Werken met stijlen kan je heel veel tijd schelen bij de opmaak van een word document. Stel je hebt een heel werkstuk gemaakt in Word en je wilt overal dezelfde opmaak. Dat kost heel veel tijd. Door met stijlen te werken kun je dit juist heel snel doen.
Lees om te beginnen het artikel Waarom je stijlen gebruikt goed door. Je ziet daar uitgebreid uitgelegd waarom stijlen handig zijn en waar je het kunt vinden in Word.
Bekijk daarna onderstaande video.
Opdracht 4
Neem het oefendocument dat onder de video te vinden is en maak dit met behulp van stijlen precies zo op als in de video wordt gedaan.
Je hoeft de documeneten niet in te leveren.Neem in je workshopverslag op wat je hebt geleerd.
Werken met stijlen Bron: meneerdepuydt via Youtube
Leerdoelen:
- de student verzamelt, bewerkt en presenteert cijfermatige informatie in een voor de doelgroep inzichtelijke vorm.
- de student bedient Data-invoermiddelen
- de student kan specialistische kennis van de functies en mogelijkheden van een systeem voor het produceren van informatie/content toepassen
Excel is een programma waarmee je heel snel berekeningen kunt maken. Het is onderdeel van het office-pakket van Microsoft en voor de gebruikers van Office 365 is er ook een online versie. Wij gebruiken de downloadversie, omdat alle studenten van Noorderpoort via hun noorderpoort-mailadres het hele office-pakket gratis kunnen downloaden en de downloadversie meer mogelijkheden biedt.
Excel wordt heel veel gebruikt om de administratie mee bij te houden, maar je kunt er ook prima mooie overzichten van financiële gegevens mee maken, waaronder grafieken die in presentaties kunnen worden gebruikt. Verder heeft Excel bijvoorbeeld mogelijkheden als database.
Hieronder staat een link naar de lessenserie Excel. Veel succes.
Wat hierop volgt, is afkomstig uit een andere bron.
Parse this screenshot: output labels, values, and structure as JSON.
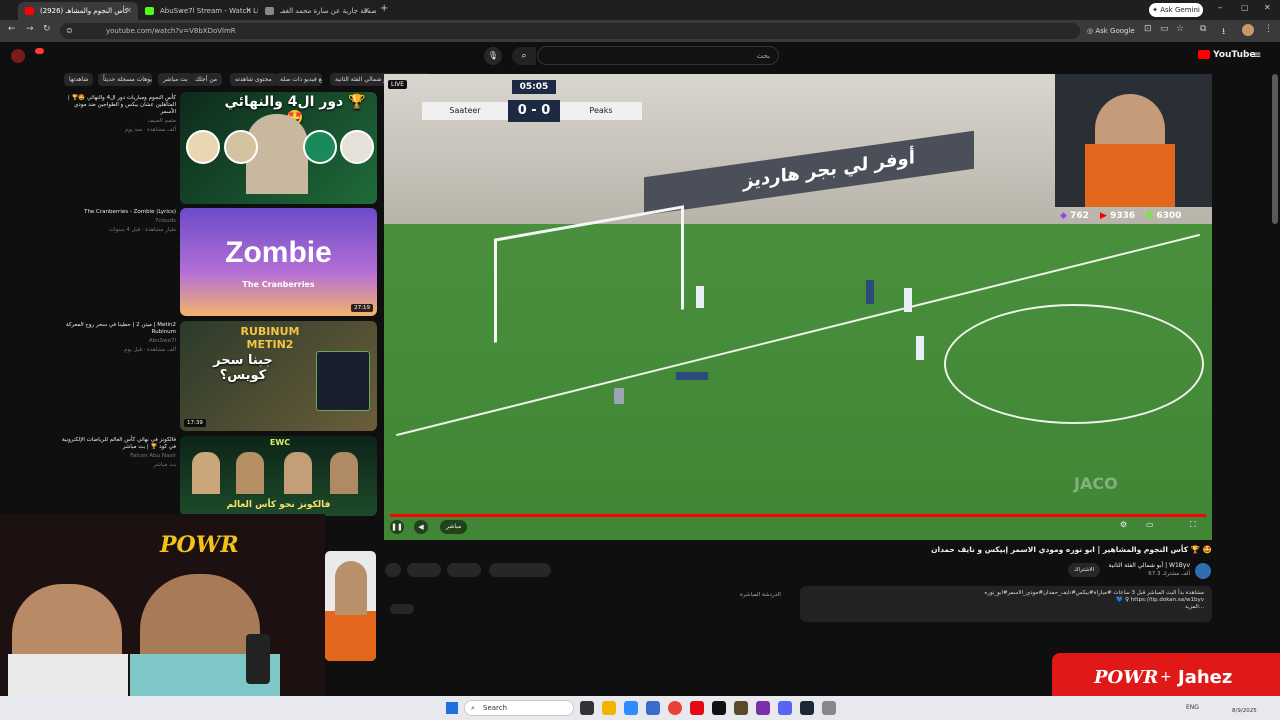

Met excel kun je pijlsnel grote berekeningen maken met heel veel getallen. Daarmee boek je vele uren tijdwinst ten opzichte van het maken van berekeningen op een zakjapanner. Met Excel kun je bijvoorbeeld de ontwikkeling van kengetallen als omzet, winst, kosten heel goed zichtbaar maken. Verder kun je met Excel ook hele goede grafieken maken om bepaalde ontwikkelingen of verdelingen grafisch aantrekkelijk te kunnen laten zien in een presentatie. En tenslotte kun je Excel ook nog eens goed gebruiken als een eenvoudige database, zoals een adressenbestand.
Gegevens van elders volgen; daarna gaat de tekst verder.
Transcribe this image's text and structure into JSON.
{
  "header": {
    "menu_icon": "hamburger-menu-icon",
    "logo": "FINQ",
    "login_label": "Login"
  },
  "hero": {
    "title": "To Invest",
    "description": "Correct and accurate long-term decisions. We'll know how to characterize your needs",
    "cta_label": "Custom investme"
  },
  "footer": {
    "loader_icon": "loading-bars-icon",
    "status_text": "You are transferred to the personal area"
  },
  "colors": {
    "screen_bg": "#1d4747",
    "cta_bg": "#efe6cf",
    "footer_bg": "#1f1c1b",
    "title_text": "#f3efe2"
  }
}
Kortom: snel rekenen met slimme formules, goed inzicht in ontwikkelingen die niet zo snel uit een cijferbrij naar voren komen, grafisch aantrekkelijke presentaties om je publiek goed te kunnen voorlichten en overtuigen en ook nog eens een database voor je gegevens.
Uitleg van de opdracht.
In dit leerarrangement vind je 12 lessen. Deze lessen moet je maken in deze volgorde. Het begin is eenvoudig en gaandeweg wordt het ingewikkelder. Bij een aantal lessen zijn lesfilmpjes geplaatst om de stof niet alleen via een handleiding op papier uit te leggen, maar ook nog eens met een video-uitleg.
"Aangenaam, de naam is excel".
Opstarten: start (windowsknop) – alle apps – excel 2016 (of via Office - Excel)
Opdracht 1. Begrippen. Lees de informatie hieronder. Als je denkt dat je het weet, ga dan naar opdracht 2
Kolommen worden aangeduid met een letter, bijvoorbeeld kolom A
Rijen worden aangeduid met een cijfer, bijvoorbeeld rij 3
Cellen worden aangeduid met de combinatie van een letter en een cijfer, bijvoorbeeld cel A1
De formulebalk is het witte vak achter fx
Tabbladen worden aangeduid met blad 1, blad 2 enzovoort. Namen van tabbladen kun je wijzigen door er met de rechtermuisknop op te klikken en te kiezen voor "Naam wijzigen".
Opdracht 2
Klik in je excel document in cel A2 en typ daarin: Cel A2
Verander de naam van tabblad 1 in les 1 (ga met muis op tabblad 1 staan, dan via rechtermuisknop, naam wijzigen)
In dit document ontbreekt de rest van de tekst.